Fortunately, NAT traversal in general for SIP (in a pure IPv4 setting) is something well understood and widely implemented. With an SBC in play, it turns out that we don’t even need to replace our IPv6 local address with the actual IPv4 address of the NAT64 middle box that our traffic appears to originate from (from the perspective of the VoIP service). It’s enough to pretend that we’re on a purely IPv4 network, behind a NAT, and use a ‘fake’ private IPv4 address instead, like “192.168.0.50”. The SBC’s usual NAT traversal abilities will ensure that SIP requests/responses destined for our UA will be sent to it.
For media, the situation is more complex. The IETF recommends using ICE to determine which IP version to use. However, ICE is simply not supported by many VoIP providers. More commonly, a VoIP service would rely on either an SBC, or on the clients to be configured with a STUN/TURN service.
In the case of an SBC, doing the same trick as for SIP works well -- replace any local IPv6 addresses in our SDP with a fake IPv4 address, and let the SBC do its magic re-writing of those addresses with its own, and perform latching as it normally would.
But wait, how was media from the UA’s IPv6 only network going to make it to an SBC on an IPv4 only network? This is where NAT64 comes in once again.
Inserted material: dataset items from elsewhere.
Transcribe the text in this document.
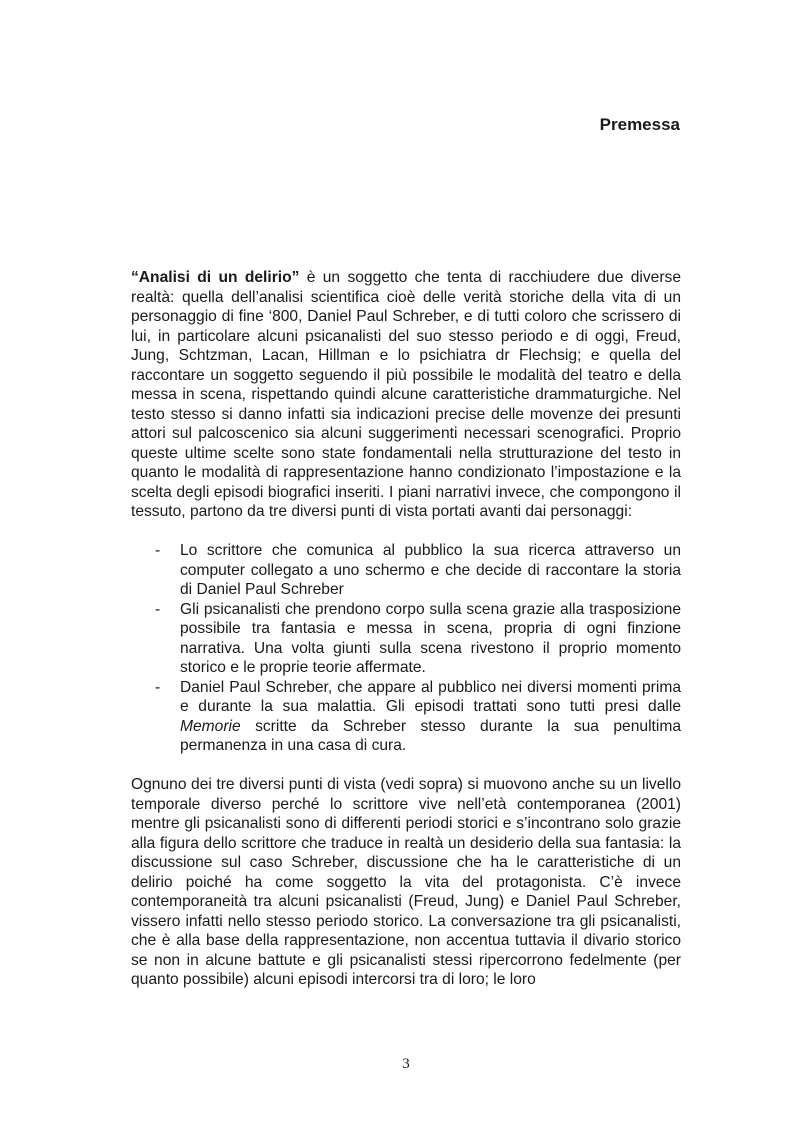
Premessa

“Analisi di un delirio” è un soggetto che tenta di racchiudere due diverse realtà: quella dell’analisi scientifica cioè delle verità storiche della vita di un personaggio di fine ‘800, Daniel Paul Schreber, e di tutti coloro che scrissero di lui, in particolare alcuni psicanalisti del suo stesso periodo e di oggi, Freud, Jung, Schtzman, Lacan, Hillman e lo psichiatra dr Flechsig; e quella del raccontare un soggetto seguendo il più possibile le modalità del teatro e della messa in scena, rispettando quindi alcune caratteristiche drammaturgiche. Nel testo stesso si danno infatti sia indicazioni precise delle movenze dei presunti attori sul palcoscenico sia alcuni suggerimenti necessari scenografici. Proprio queste ultime scelte sono state fondamentali nella strutturazione del testo in quanto le modalità di rappresentazione hanno condizionato l’impostazione e la scelta degli episodi biografici inseriti. I piani narrativi invece, che compongono il tessuto, partono da tre diversi punti di vista portati avanti dai personaggi:

- Lo scrittore che comunica al pubblico la sua ricerca attraverso un computer collegato a uno schermo e che decide di raccontare la storia di Daniel Paul Schreber
- Gli psicanalisti che prendono corpo sulla scena grazie alla trasposizione possibile tra fantasia e messa in scena, propria di ogni finzione narrativa. Una volta giunti sulla scena rivestono il proprio momento storico e le proprie teorie affermate.
- Daniel Paul Schreber, che appare al pubblico nei diversi momenti prima e durante la sua malattia. Gli episodi trattati sono tutti presi dalle Memorie scritte da Schreber stesso durante la sua penultima permanenza in una casa di cura.

Ognuno dei tre diversi punti di vista (vedi sopra) si muovono anche su un livello temporale diverso perché lo scrittore vive nell’età contemporanea (2001) mentre gli psicanalisti sono di differenti periodi storici e s’incontrano solo grazie alla figura dello scrittore che traduce in realtà un desiderio della sua fantasia: la discussione sul caso Schreber, discussione che ha le caratteristiche di un delirio poiché ha come soggetto la vita del protagonista. C’è invece contemporaneità tra alcuni psicanalisti (Freud, Jung) e Daniel Paul Schreber, vissero infatti nello stesso periodo storico. La conversazione tra gli psicanalisti, che è alla base della rappresentazione, non accentua tuttavia il divario storico se non in alcune battute e gli psicanalisti stessi ripercorrono fedelmente (per quanto possibile) alcuni episodi intercorsi tra di loro; le loro

3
The UA can use DNS64 to translate the IPv4 address provided by the SBC in the SDP into an IPv6 address (on the NAT64), so media ends up routing from the UA, to the NAT64 box, then to the SBC. This is an important point, since in my mind it’s also slightly controversial; is RTP media a valid usage of NAT64? On one hand, there’s no guarantee at all about quality of service. Think about thousands of VoIP UA’s using NAT64 for audio and video and competing for resources. On the other hand, this is carrier-grade NAT, presumably designed to handle such loads.
Another option would be to use a TURN server to relay the media between IPv6 and IPv4 networks. Certainly this approach could be used even where an SBC is present, instead of the approach with NAT64 mentioned above. However availability of a TURN server for this purpose is often a barrier for our retail customers; they get a VoIP service from company X, a softphone client from CounterPath, and a TURN server from who exactly? And then there’s the problem of needing to configure the TURN server itself, and configure the client -- a problem our stated “zero config” goal above strives to avoid. While TURN for this use case hasn’t been a focus for our client development team as yet, it is something we anticipate moving on as need arises.
Any Device, Any Network
There’s little doubt that supporting users during the IPv4-IPv6 transition period is no longer something that can be put off, in wait of standards yet to be written/debated/adopted. We believe that having connectivity probing and NAT64 support in our products today will make life easier for our customers. These features help to provide an “it just works” experience that doesn’t require manually tweaking configuration options depending on which Wifi or VoIP service you’re connected to today. For any device on any network, we want your user experience to be a great one.